Admittedly, I have a bit of an obsession with the river as it is back home during floods and coming out of the banks. My dad’s grandmother drowned in the river as a very young mother and I’ve always had a fearful respect for the Brazos. Since, I am not there to look at it now, I can’t help but ask Mother how fast and high that muddy red water is running. She could not care less to discuss it.

I remember it coming out of the banks in the 90s when the National Guard was posted along Hwy. 35, the cattle standing in water in good pastureland out on FM 521 and Hwy 35, homes and businesses flooding out on Hwy. 36, the panic of getting cattle out of places where it was possible to get them out of. I’m concerned and I am trying to figure out who I can put in charge of keeping an eye on her next week so she doesn’t tell Warren they need to go driving around looking for bluegrass music and wind up in a cow pasture.

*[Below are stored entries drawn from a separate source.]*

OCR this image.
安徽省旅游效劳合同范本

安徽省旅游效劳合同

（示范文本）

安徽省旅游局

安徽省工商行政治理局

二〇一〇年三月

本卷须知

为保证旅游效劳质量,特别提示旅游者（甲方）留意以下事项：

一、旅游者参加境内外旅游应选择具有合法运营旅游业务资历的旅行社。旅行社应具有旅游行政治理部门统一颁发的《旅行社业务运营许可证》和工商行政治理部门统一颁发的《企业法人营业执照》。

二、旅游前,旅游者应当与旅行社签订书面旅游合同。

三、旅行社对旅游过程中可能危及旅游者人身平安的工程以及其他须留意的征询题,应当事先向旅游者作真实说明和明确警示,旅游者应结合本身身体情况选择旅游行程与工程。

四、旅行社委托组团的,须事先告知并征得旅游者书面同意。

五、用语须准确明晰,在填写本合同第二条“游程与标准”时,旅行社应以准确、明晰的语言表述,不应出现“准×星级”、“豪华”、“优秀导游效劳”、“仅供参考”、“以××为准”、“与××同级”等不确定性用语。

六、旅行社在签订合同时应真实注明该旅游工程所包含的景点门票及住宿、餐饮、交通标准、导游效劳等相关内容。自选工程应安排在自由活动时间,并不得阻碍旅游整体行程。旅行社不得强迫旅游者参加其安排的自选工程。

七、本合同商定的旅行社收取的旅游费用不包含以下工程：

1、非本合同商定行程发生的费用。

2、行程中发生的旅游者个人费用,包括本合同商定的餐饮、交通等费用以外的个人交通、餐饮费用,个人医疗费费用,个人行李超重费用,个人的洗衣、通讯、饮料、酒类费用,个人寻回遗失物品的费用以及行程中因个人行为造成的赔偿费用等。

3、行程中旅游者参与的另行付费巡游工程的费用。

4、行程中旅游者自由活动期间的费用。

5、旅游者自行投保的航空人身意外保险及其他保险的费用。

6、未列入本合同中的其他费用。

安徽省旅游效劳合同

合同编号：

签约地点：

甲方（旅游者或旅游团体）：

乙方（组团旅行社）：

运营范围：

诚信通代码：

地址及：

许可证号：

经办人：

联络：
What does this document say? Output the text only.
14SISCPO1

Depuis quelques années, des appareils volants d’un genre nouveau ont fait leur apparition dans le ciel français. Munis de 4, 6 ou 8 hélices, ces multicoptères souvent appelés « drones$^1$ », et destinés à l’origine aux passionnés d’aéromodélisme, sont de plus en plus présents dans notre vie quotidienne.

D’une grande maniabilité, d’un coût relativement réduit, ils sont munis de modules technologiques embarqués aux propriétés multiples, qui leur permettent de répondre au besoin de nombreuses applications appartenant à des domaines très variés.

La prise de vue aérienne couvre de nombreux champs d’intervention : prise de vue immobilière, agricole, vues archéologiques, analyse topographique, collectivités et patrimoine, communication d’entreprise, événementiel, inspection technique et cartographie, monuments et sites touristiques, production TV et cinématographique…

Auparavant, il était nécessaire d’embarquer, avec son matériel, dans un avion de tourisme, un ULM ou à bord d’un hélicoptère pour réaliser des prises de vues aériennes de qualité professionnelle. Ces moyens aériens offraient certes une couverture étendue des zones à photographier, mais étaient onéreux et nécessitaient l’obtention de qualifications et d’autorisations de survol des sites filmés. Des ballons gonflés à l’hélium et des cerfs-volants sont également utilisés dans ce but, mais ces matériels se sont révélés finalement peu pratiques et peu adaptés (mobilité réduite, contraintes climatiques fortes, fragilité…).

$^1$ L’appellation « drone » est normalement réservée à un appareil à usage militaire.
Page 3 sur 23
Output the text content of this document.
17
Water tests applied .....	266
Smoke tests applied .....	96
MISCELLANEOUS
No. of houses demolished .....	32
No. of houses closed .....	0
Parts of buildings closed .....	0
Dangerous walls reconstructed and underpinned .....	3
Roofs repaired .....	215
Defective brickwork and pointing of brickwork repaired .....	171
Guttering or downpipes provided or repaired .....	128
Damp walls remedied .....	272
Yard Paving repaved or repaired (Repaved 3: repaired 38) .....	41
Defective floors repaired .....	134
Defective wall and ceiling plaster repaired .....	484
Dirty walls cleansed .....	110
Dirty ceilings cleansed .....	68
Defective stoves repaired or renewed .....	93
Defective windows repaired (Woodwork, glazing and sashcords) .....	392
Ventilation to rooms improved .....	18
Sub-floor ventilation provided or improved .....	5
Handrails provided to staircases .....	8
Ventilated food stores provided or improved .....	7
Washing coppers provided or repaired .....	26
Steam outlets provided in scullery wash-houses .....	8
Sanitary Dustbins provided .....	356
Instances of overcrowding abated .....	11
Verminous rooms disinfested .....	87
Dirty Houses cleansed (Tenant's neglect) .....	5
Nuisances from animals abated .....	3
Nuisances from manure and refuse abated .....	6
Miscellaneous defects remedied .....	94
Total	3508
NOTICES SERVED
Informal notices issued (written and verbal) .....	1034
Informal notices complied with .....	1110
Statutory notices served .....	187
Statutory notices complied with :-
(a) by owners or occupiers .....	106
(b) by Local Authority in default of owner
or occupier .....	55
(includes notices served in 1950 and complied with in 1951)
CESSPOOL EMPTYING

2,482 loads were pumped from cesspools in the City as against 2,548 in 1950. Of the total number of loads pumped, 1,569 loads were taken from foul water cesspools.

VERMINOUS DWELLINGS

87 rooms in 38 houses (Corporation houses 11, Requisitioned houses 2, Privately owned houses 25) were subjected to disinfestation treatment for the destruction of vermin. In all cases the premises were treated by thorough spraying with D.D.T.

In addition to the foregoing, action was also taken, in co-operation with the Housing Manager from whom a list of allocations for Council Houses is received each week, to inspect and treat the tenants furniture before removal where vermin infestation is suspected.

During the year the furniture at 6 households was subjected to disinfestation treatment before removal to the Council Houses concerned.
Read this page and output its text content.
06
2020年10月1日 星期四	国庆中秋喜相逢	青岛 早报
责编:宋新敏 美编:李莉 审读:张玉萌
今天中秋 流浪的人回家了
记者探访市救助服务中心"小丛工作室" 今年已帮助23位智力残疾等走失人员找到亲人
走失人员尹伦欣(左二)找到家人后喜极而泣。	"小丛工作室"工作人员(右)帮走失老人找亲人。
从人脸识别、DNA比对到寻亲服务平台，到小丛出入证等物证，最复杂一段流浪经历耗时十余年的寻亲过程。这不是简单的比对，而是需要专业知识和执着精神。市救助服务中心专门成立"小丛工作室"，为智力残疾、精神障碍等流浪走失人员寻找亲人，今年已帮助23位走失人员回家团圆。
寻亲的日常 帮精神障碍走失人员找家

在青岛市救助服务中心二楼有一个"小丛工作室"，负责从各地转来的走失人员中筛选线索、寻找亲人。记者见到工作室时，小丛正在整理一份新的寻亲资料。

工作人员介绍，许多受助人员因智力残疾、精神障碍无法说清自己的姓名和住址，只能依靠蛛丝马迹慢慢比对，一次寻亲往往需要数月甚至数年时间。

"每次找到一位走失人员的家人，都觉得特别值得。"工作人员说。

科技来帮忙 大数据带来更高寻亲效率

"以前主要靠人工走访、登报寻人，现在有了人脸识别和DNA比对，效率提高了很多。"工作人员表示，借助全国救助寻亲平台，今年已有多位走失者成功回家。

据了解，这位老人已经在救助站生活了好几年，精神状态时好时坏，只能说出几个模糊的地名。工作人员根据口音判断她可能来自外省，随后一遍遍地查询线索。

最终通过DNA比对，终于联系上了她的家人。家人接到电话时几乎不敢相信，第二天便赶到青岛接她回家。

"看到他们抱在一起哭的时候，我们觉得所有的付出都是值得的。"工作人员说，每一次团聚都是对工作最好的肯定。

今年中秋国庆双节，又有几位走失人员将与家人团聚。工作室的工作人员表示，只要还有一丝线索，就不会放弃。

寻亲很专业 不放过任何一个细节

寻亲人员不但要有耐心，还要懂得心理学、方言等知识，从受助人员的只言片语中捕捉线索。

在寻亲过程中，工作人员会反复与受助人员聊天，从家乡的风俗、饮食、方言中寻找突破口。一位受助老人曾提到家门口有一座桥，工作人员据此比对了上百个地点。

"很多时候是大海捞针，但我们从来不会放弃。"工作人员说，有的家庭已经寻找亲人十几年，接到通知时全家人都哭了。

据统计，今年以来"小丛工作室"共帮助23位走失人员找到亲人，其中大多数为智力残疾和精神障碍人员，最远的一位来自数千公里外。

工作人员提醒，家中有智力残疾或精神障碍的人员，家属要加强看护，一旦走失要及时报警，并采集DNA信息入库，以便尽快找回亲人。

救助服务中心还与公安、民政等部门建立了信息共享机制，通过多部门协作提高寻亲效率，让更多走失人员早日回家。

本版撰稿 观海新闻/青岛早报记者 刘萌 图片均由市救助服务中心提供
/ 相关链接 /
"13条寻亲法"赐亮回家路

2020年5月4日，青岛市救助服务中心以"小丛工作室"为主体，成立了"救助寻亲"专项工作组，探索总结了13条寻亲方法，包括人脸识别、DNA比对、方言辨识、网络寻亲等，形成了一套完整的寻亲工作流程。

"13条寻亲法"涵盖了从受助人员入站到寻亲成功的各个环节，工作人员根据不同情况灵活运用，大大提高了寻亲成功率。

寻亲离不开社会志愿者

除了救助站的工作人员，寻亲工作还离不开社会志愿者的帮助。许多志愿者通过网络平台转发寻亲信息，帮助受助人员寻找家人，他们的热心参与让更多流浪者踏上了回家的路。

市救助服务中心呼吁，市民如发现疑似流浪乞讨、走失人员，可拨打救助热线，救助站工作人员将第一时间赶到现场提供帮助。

However, when I ask about the river, she just wants to shut me up. When I inquired about how it looked when she crossed the Brazos river bridge today, I couldn’t get a straight answer. Of course, she hadn’t paid a bit of attention, but she didn’t want to say that. Here’s what she said…

<<You heard it here first,folks>>

“Well, you can tell SOMETHING is going on. Brazoria is one of the LAST STOPS THAT WATER MAKES.”

You don’t say.

Yeah…I’d better call Warren’s son tomorrow…because, I’m going to a wedding. Russell, it’s your turn, little brother.